We begin with the method of moments.

$\sum_{k=1}^{n} a_{k} Y_{k} \sim {{ \chi_{\nu}^{2} } \over { \nu }}$ Since the mean of the chi-squared distribution $\chi_{\nu}^{2}$ is $\nu$ , $\begin{equation} E \sum_{k=1}^{n} a_{k} Y_{k} = 1 \label{1} \end{equation}$ it follows that, since each of $Y_{k}$ are $E Y_{k} = r_{k}$ and $E \left( \chi_{\nu}^{2} / \nu \right) = 1$ , from the $1$ th moment, $\begin{align*} 1 =& E \left( \sum_{k=1}^{n} a_{k} Y_{k} \right) \\ =& \sum_{k=1}^{n} a_{k} E Y_{k} \\ =& \sum_{k=1}^{n} a_{k} r_{k} \end{align*}$ it is. Given that the mean of $\chi_{\nu}^{2}$ is $\nu$ and its variance is $2\nu$ , from the $2$ rd moment, $\begin{align*} E \left[ \left( \sum_{k=1}^{n} a_{k} Y_{k} \right)^{2} \right] =& E \left[ \left( {{ \chi_{\nu}^{2} } \over { \nu }} \right)^{2} \right] \\ =& {{ 1 } \over { \nu^{2} }} E \left[ \left( \chi_{\nu}^{2} \right)^{2} \right] \\ =& {{ 1 } \over { \nu^{2} }} \left[ 2\nu + \nu^{2} \right] \\ =& {{ 2 } \over { \nu }} + 1 \end{align*}$ it is.
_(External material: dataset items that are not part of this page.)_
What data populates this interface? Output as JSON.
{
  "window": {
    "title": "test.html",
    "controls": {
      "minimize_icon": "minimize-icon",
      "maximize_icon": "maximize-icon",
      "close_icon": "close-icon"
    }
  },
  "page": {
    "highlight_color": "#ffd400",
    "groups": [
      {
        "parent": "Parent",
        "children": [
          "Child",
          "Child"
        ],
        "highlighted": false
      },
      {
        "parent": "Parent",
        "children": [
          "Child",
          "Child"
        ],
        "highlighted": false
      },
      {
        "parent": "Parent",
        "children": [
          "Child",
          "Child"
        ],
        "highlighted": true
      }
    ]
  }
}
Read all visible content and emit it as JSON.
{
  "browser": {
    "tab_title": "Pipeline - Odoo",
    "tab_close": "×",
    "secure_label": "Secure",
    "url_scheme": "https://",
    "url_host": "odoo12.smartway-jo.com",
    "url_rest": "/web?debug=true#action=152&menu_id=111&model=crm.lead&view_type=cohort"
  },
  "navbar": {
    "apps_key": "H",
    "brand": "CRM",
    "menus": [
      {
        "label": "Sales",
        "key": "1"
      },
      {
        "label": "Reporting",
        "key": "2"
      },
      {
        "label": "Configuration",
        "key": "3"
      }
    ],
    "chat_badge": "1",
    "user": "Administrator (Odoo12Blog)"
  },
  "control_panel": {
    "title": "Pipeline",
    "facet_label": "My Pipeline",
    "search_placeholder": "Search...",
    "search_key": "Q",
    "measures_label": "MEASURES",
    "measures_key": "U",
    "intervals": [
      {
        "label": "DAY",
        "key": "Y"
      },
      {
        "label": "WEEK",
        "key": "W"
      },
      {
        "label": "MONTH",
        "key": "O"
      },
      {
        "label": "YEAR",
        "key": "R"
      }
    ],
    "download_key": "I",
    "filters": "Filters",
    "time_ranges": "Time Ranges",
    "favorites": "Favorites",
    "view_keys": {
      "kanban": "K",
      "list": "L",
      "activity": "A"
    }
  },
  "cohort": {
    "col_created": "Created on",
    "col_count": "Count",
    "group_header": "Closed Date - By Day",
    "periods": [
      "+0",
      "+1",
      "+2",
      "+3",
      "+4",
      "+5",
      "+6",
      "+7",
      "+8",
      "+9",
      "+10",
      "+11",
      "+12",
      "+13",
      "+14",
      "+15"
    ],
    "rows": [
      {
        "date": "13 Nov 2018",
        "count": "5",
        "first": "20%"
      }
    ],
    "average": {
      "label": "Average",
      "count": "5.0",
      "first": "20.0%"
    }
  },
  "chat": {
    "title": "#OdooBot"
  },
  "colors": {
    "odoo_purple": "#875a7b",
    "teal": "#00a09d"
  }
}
Organizing this in terms of $\nu$ yields the following estimator: $\hat{\nu} = {{ 2 } \over { \left( \sum_{k=1}^{n} a_{k} Y_{k} \right)^{2} - 1 }}$ This is a pretty good estimator, but the denominator can become problematic, diverging or even becoming negative as $\left( \sum_{k=1}^{n} a_{k} Y_{k} \right)^{2}$ approaches $1$ . To overcome this risk, let’s delve deeper into $\left( \sum_{k=1}^{n} a_{k} Y_{k} \right)^{2}$ .

Correction

Since it was $\eqref{1}$ from $E \sum_{k=1}^{n} a_{k} Y_{k} = 1$ , by the property of variances $E Z^{2} = \Var Z + (EZ)^{2}$ , we get $\begin{align*} =& {{ 2 } \over { \nu }} + 1 \\ E \left[ \left( \sum_{k=1}^{n} a_{k} Y_{k} \right)^{2} \right] =& \Var \left( \sum_{k=1}^{n} a_{k} Y_{k} \right) + \left( E \sum_{k=1}^{n} a_{k} Y_{k} \right)^{2} \\ =& \left( E \sum_{k=1}^{n} a_{k} Y_{k} \right)^{2} \left[ {{ \Var \left( \sum_{k=1}^{n} a_{k} Y_{k} \right) } \over { \left( E \sum_{k=1}^{n} a_{k} Y_{k} \right)^{2} }} + 1 \right] \\ =& 1^{2} \cdot \left[ {{ \Var \left( \sum_{k=1}^{n} a_{k} Y_{k} \right) } \over { \left( E \sum_{k=1}^{n} a_{k} Y_{k} \right)^{2} }} + 1 \right] \end{align*}$ By organizing this obtained ${{ 2 } \over { \nu }} + 1 = {{ \Var \left( \sum_{k=1}^{n} a_{k} Y_{k} \right) } \over { \left( E \sum_{k=1}^{n} a_{k} Y_{k} \right)^{2} }} + 1$ with respect to $\nu$ , we get $\nu = {{ 2 \left( E \sum_{k=1}^{n} a_{k} Y_{k} \right)^{2} } \over { \Var \left( \sum_{k=1}^{n} a_{k} Y_{k} \right) }}$ Direct calculation of the denominator’s $\Var \left( \sum_{k=1}^{n} a_{k} Y_{k} \right)$ yields $\Var Y_{k} = 2 \left( E Y_{k} \right)^{2} / r_{k}$ , so $\begin{align*} \Var \left( \sum_{k=1}^{n} a_{k} Y_{k} \right) =& \sum_{k=1}^{n} a_{k}^{2} \Var Y_{k} \\ =& \sum_{k=1}^{n} a_{k}^{2} {{ 2 \left( E Y_{k} \right)^{2} } \over { r_{k} }} \\ =& 2 \sum_{k=1}^{n} a_{k}^{2} {{ \left( E Y_{k} \right)^{2} } \over { r_{k} }} \end{align*}$ When inserting this directly, $2$ gets simplified, yielding the following estimator: $\hat{\nu} = {{ \left( \sum_{k=1}^{n} a_{k} Y_{k} \right)^{2} } \over { \sum_{k=1}^{n} a_{k}^{2} {{ \left( Y_{k} \right)^{2} } \over { r_{k} }}}}$

■

Casella. (2001). Statistical Inference(2nd Edition): p314. ↩︎